ScholliYT / Broken-Links-Crawler-Action

GitHub Action to check a website for broken links
MIT License
22 stars 3 forks source link

[Feature request] Publish as a python package on PyPI #14

Open aceberle opened 3 years ago

aceberle commented 3 years ago

I'm still catching up on how the python world works, but with the recent changes made to deadseeker I think it would be relatively easy to publish it as a python package on PyPI so that it can be installed as a standalone Python CLI utility.

I think most of the work would involve creating the recommended project files and possibly pulling in some sort of command-line argument parsing utility to allow the inputs to be provided via command line instead of environment variables (although as a first pass at this, environment variables would work fine too).

But I'm thinking something like this:

>pip install deadseeker
>python -m deadseeker --includeprefix="https://a.com/" --always-get-onsite https://a.com/

Use case

I am using cloudflare in front of my static site to help with edge caching to speed the site response time up. When I publish changes to the site, I have a workflow set up that uses another action to send a cache purge request to cloudflare and then I am using broken-links-crawler-action to crawl the site to repopulate the cache. So far as I can tell, this works perfectly now.

My client-side caching headers specify that the pages should only be cached for an hour, and I was considering setting up a periodic process (cron job) on my webserver to re-crawl the site every hour so that the cache refresh hit is less likely to impact an actual user and I figured that the logic in broken-links-crawler does this quite well.
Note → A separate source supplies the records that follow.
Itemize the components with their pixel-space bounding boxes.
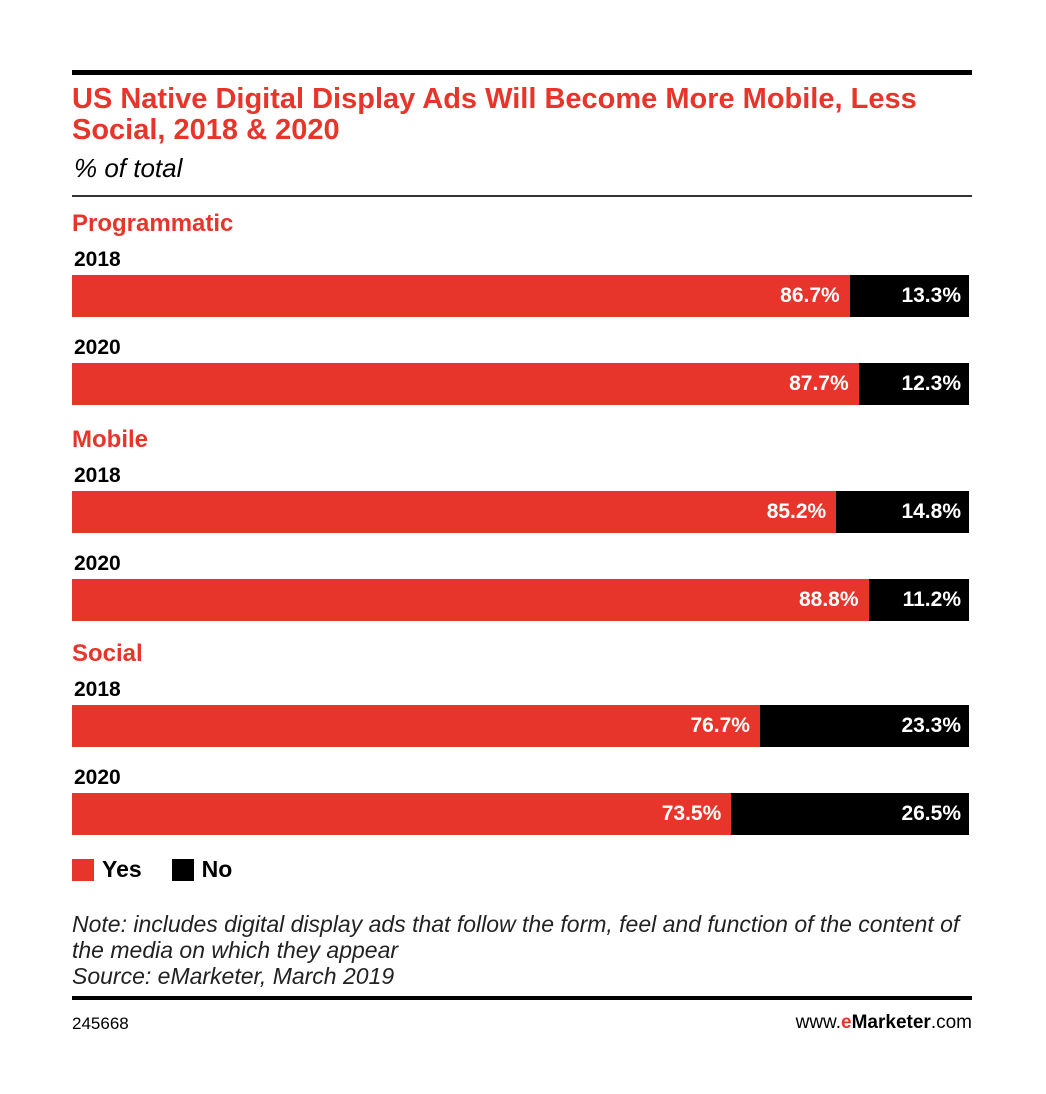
data-label-no: 12.3% <box>901 372 961 395</box>
note-text: Note: includes digital display ads that … <box>72 911 960 963</box>
bar-no: 11.2% <box>868 579 969 621</box>
site-url[interactable]: www.eMarketer.com <box>796 1012 972 1034</box>
data-label-yes: 73.5% <box>661 802 722 825</box>
legend-swatch-yes <box>72 858 94 881</box>
data-label-yes: 85.2% <box>766 500 827 523</box>
bar-yes: 73.5% <box>72 793 732 835</box>
site-url-prefix: www. <box>795 1012 842 1033</box>
data-label-no: 23.3% <box>901 714 961 737</box>
bar-row: 88.8% 11.2% <box>72 579 969 621</box>
legend-label-yes: Yes <box>102 856 142 882</box>
data-label-no: 11.2% <box>902 588 961 611</box>
legend-item-no: No <box>171 856 233 883</box>
bar-row: 76.7% 23.3% <box>72 705 969 747</box>
bottom-rule <box>72 996 972 1000</box>
top-rule <box>72 70 972 75</box>
group-label-mobile: Mobile <box>72 426 148 453</box>
year-label: 2020 <box>74 336 121 359</box>
bar-no: 26.5% <box>731 793 969 835</box>
chart-subtitle: % of total <box>74 153 183 183</box>
bar-no: 23.3% <box>759 705 969 747</box>
data-label-yes: 86.7% <box>780 284 840 307</box>
bar-row: 87.7% 12.3% <box>72 363 969 405</box>
year-label: 2020 <box>74 552 121 575</box>
data-label-yes: 88.8% <box>798 588 859 611</box>
bar-row: 85.2% 14.8% <box>72 491 969 533</box>
bar-row: 86.7% 13.3% <box>72 275 969 317</box>
group-label-social: Social <box>72 640 143 667</box>
legend: Yes No <box>72 856 262 883</box>
chart-title: US Native Digital Display Ads Will Becom… <box>72 83 917 146</box>
site-url-brand-e: e <box>841 1012 852 1033</box>
bar-yes: 85.2% <box>72 491 837 533</box>
year-label: 2020 <box>74 766 121 789</box>
data-label-yes: 87.7% <box>789 372 849 395</box>
bar-no: 13.3% <box>849 275 969 317</box>
year-label: 2018 <box>74 464 121 487</box>
bar-yes: 88.8% <box>72 579 869 621</box>
source-text: Source: eMarketer, March 2019 <box>72 963 395 989</box>
data-label-no: 26.5% <box>901 802 961 825</box>
site-url-brand: Marketer <box>851 1012 931 1033</box>
year-label: 2018 <box>74 248 121 271</box>
footnote: Note: includes digital display ads that … <box>72 911 972 989</box>
bar-yes: 76.7% <box>72 705 760 747</box>
data-label-no: 14.8% <box>901 500 961 523</box>
bar-yes: 86.7% <box>72 275 850 317</box>
bar-row: 73.5% 26.5% <box>72 793 969 835</box>
stacked-bar-chart: Programmatic 2018 86.7% 13.3% 2020 87.7% 12.3%… <box>72 210 972 850</box>
header-divider <box>72 195 972 197</box>
year-label: 2018 <box>74 678 121 701</box>
bar-no: 14.8% <box>836 491 969 533</box>
legend-swatch-no <box>171 858 194 881</box>
bar-yes: 87.7% <box>72 363 859 405</box>
site-url-suffix: .com <box>930 1012 972 1033</box>
bar-no: 12.3% <box>858 363 969 405</box>
legend-item-yes: Yes <box>72 856 142 883</box>
chart-id: 245668 <box>72 1014 129 1033</box>
data-label-no: 13.3% <box>901 284 961 307</box>
legend-label-no: No <box>201 856 233 882</box>
data-label-yes: 76.7% <box>690 714 750 737</box>
group-label-programmatic: Programmatic <box>72 210 234 237</box>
If the logic was also provided as a python package then I could install it on the webserver and run it via cron.

I know that this can be easily done by just cloning the project onto my webserver and running the code directly from there (and I might just do that today to solve my use-case for now), but I thought it might make it easier for other people if it was a published package. I may just be looking for a reason to publish a package on PyPI just to know how to do it, so feel free to ignore this request if it is so far outside the purpose of the project.

ScholliYT commented 3 years ago

Good idea @aceberle. I already though about separating the core logic from the GitHub action itself. This would also allow to publish the broken links crawler as standalone docker image with clean Environment variable input (instead of the INPUT_ required by GitHub Actions). This docker image could also solve your use case (although a bit overkill compared to a cron job) and many other like using the crawler in a GitLab pipeline.

I will have a look on how to build a python package and publish it to pypi because I neither did that before.